Mikroskobun altında kar tanelerinin mucizevi güzellikte olduğunu keşfettim. Bu güzelliğin başkaları tarafından görülmemesi ve gerekli önemin gösterilmemesi, büyük bir kayıptır. Her kristal bir tasarım harikası ve hiçbir dizayn, bir daha tekrarlanmıyor…

Böyle bir hârika çeşitliliği, çok titiz ressam, sanatçı, mimar ya da bilim adamları, diğer örneklere benzetmeden BİNLERCE adet resim üzerinde denemeye kalksalar, hiçbirisi bunu asla gerçekleştiremez.

Şimdi lütfen daha önce de arz ettiğimiz ‘2000 Kelimelik bir LÜGAT’ örneğini hatırlayalım. 2000 Kelimelik bir lügatin içindeki kelimelerden farklı olarak, tek bir yeni kelime ekleyebilmemiz için, tüm 2000 kelimelerin aynı anda bilinmesi kesinlikle şart idi, değil mi? Aksi halde yeni ekleyeceğimiz bir kelime, oradaki kelimenin aynı olması kaçınılmazdır. Bu nedenle, önce mevcut kelimeleri ezbere bilmemiz gerekiyor…

  • Şimdi de Dünya üzerindeki TÜM KAR TANALERİNİ düşününüz.
  • Şu anda yağdırılmakta olan SEPTİLYONLARCA kar kristallerinin hiç birisi, yekdiğerine benzemediği gibi, şimdiye kadar yağdırılanlardan tamamen FARKLI olduğu, artık bilimsel bir gerçektir. (Yukarıda arz edilmişti.)

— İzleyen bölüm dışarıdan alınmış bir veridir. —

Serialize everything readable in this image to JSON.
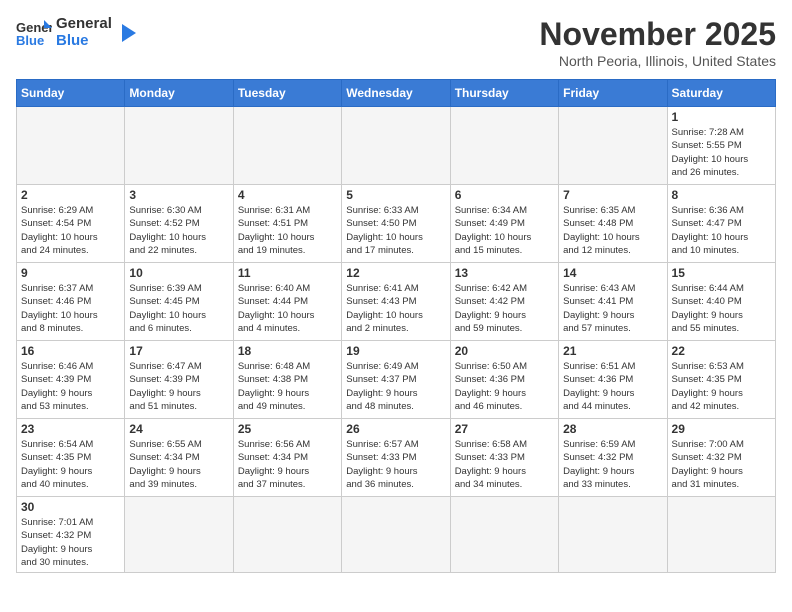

İşte, bu SÜREKLİ FARKLI YARATIŞ, Yüce Rabbimizin her kar tanesi ile hem çok yakından tek tek ilgilendiğini, hem de İLMİNİN SINIRSIZLIĞINI ispat etmiyor mu? Allahü Ekber… 

Devam edelim:

Böylesine sınırsız bir İlme ve Kudrete sahip olan Yüce Allah, her birimizin, her hareketimizi, her isyanımızı ve günahımızı da tek tek izliyor ve kaydediyor.

Her birimizi SINAMAK için şu fâni dünyaya gönderdiğini ve nasıl hareket etmemiz gerektiğini de hem gönderdiği Kur’ân ile hem de Yüce Peygamberi Hz. Muhammed SAV ve O’nun SAV vârisleri olan Müçtehitler, kutup imamları, Din âlimleri ve Bedîüzzamanlar ile bizlere bildiriyor. 

Mutlaka sevk edileceğimiz Mahkeme-i Kübra da, tüm sevdiklerimizin ve tüm Peygamberlerin gözleri önünde, bunları sergileyerek yargılayacağını da VAAD ediyor. 

Dilediği anda yağdırmakta olan SEPTİLYONLARCA kar kristallerinin hiç birisini, yekdiğerine benzetmeyecek kadar SINIRSIZ bir İLME ve Kudrete sahip olan Yüce Rabbimiz, elbette tüm vaatlerini yerine getirmeye de muktedirdir…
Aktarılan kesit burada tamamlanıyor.